А ещё я не задохнулся.
Прижав ладонь к груди, я в страхе замер. Минута, две, чёрт знает, сколько времени прошло, прежде чем я смирился с тем, что не почувствую ударов сердца. Более того, задержав дыхание я не ощутил дискомфорта. Выходит, там, в могиле, я просто-напросто не дышал и сам этого не заметил.
– Но как же… – Пробормотал я. – Это ведь невозможно!
Разум и сердце борются во мне, грозясь разорвать на части. Я чувствую, что со мной произошло нечто ужасное, но не могу понять и принять этот факт. Всё моё существо протестует против смирения, разум лихорадочно ищет объяснения тому, что я добрался до дома за считанные минуты, но не находит его.
Ещё и это проклятое сердце.
Я снова прижал руки к груди и принялся молиться, игнорируя тот факт, что всю свою жизнь обходил стороной дома Господа и никогда не подавал на постройку церквей. Если высшая сила существует, если Бог есть, то он должен уничтожить меня прямо сейчас или позволить моему сердцу удариться о рёбра! Всего один удар и я забуду всё, что произошло, сделаю вид, что забыл о могиле, о пролетающих мимо домах, о том, как я разрезал собой ночной город, выпущенной стрелой пронзая темноту.
Но Господь снова промолчал. Как и моё сердце.
Опустошённый, вывернутый наизнанку, я на коленях выполз из ванной и забрался в постель. Нет сил даже на то, чтобы смыть с себя кровь и грязь. Если повезёт, если проклятая Фортуна будет милосердна, утром я просто не проснусь.
Утром, кстати, я действительно не проснулся.
Зато проснулся вечером, едва солнце скрылось за соседними домами.

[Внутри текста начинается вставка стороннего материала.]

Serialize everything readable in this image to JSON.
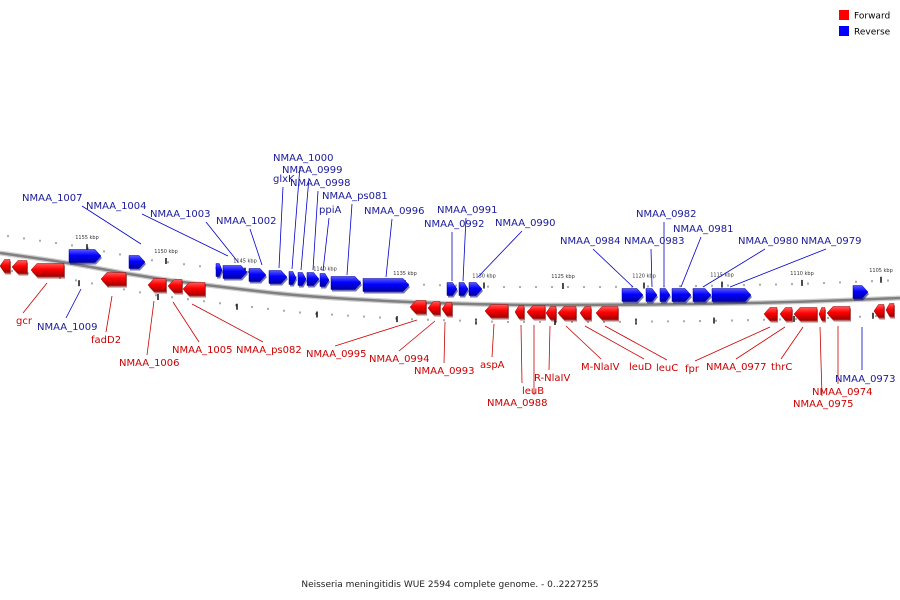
{
  "caption": "Neisseria meningitidis WUE 2594 complete genome. - 0..2227255",
  "legend": [
    {
      "label": "Forward",
      "color": "#ff0000"
    },
    {
      "label": "Reverse",
      "color": "#0000ff"
    }
  ],
  "colors": {
    "forward": "#ff0000",
    "forward_line": "#cc0000",
    "reverse": "#0000ff",
    "reverse_line": "#0000cc",
    "backbone": "#808080"
  },
  "tick_labels": [
    "1155 kbp",
    "1150 kbp",
    "1145 kbp",
    "1140 kbp",
    "1135 kbp",
    "1130 kbp",
    "1125 kbp",
    "1120 kbp",
    "1115 kbp",
    "1110 kbp",
    "1105 kbp"
  ],
  "forward_genes": [
    "gcr",
    "fadD2",
    "NMAA_1006",
    "NMAA_1005",
    "NMAA_ps082",
    "NMAA_0995",
    "NMAA_0994",
    "NMAA_0993",
    "aspA",
    "leuB",
    "NMAA_0988",
    "R-NlaIV",
    "M-NlaIV",
    "leuD",
    "leuC",
    "fpr",
    "NMAA_0977",
    "thrC",
    "NMAA_0974",
    "NMAA_0975"
  ],
  "reverse_genes": [
    "NMAA_1007",
    "NMAA_1004",
    "NMAA_1003",
    "NMAA_1002",
    "glxK",
    "NMAA_1000",
    "NMAA_0999",
    "NMAA_0998",
    "ppiA",
    "NMAA_ps081",
    "NMAA_0996",
    "NMAA_0991",
    "NMAA_0992",
    "NMAA_0990",
    "NMAA_0984",
    "NMAA_0983",
    "NMAA_0982",
    "NMAA_0981",
    "NMAA_0980",
    "NMAA_0979",
    "NMAA_1009",
    "NMAA_0973"
  ]
}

Не знаю, что за сила заставила меня подняться, но я словно восстал – полный сил и энергии, пышущий здоровьем и желанием творить. Воодушевление, одухотворённость, страсть и необъяснимое жизнелюбие закружили меня в своём пёстром хороводе.
Но вскоре я опомнился. Увидел свои серые руки и землю под ногтями, грязное постельное бельё и вспомнил, что ещё вчера лежал в сырой могиле.
Взбесившись, я содрал с кровати постельное бельё, скомкал и, топая ногами, спустился в прачечную, набрал воды в таз, поставил в него ребристую доску и принялся остервенело тереть простыню, намереваясь избавиться от следов несостоявшегося погребения.
Решив, что с пятнами покончено, я достал скомканную ткань, развернул её, чтобы повесить, и обнаружил огромную дыру прямо в центре.
Не рассчитав силы, я просто протёр простыню насквозь.
– Проклятье!
Игнорировать произошедшие со мной изменения становится всё сложнее, ещё и этот проклятый голод, накатывающий волнами! Он так силён, будто я не ел несколько дней.